A 529 plan lets you save for college with tax-free growth on qualified withdrawals. This calculator compounds your current balance and monthly contributions toward an enrollment year, inflates the projected four-year college cost, and shows whether you are on track or facing a funding gap.
How it works
Savings are compounded monthly. The future value combines your starting balance and your stream of monthly contributions:
FV(balance) = balance * (1 + r/12)^n
FV(contributions) = PMT * (((1 + r/12)^n − 1) / (r/12))

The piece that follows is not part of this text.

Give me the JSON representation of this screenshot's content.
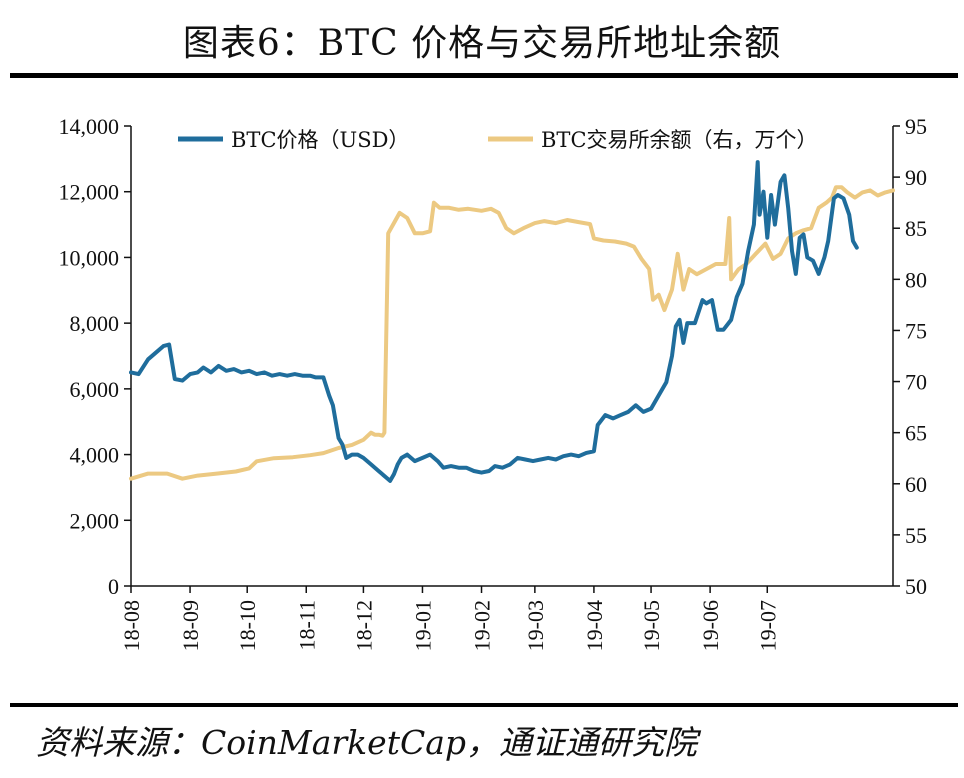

projectedCost = currentAnnualCost * (1 + inflation)^years * 4
Here r is your annual return as a decimal and n is years times 12. When the return is zero the contribution term reduces to PMT times n. The four-year cost is the current annual cost grown at the inflation rate to the enrollment year, multiplied by four.
Example
Start with 10,000 dollars, add 300 dollars a month, assume a 6 percent return over 15 years (180 months):
FV(balance) = 10,000 * (1.005)^180 ≈ 24,541
FV(contributions) = 300 * ((1.005^180 − 1) / 0.005) ≈ 87,246
future balance ≈ 111,787 (contributed 64,000, growth 47,787)
A 25,000 dollar current annual cost inflated at 5 percent over 15 years reaches about 51,973 dollars per year, or about 207,893 dollars for four years. The funding gap is about 96,106 dollars, so the plan covers roughly 54 percent of projected cost.
Notes
Estimate only, not financial advice. Investment returns are not guaranteed and vary year to year, and many 529 plans shift toward bonds as enrollment nears, lowering the expected return. Earnings used for qualified education expenses are federal-tax-free; non-qualified withdrawals owe income tax plus a 10% penalty on earnings. Verify plan rules at irs.gov and with your state 529 program.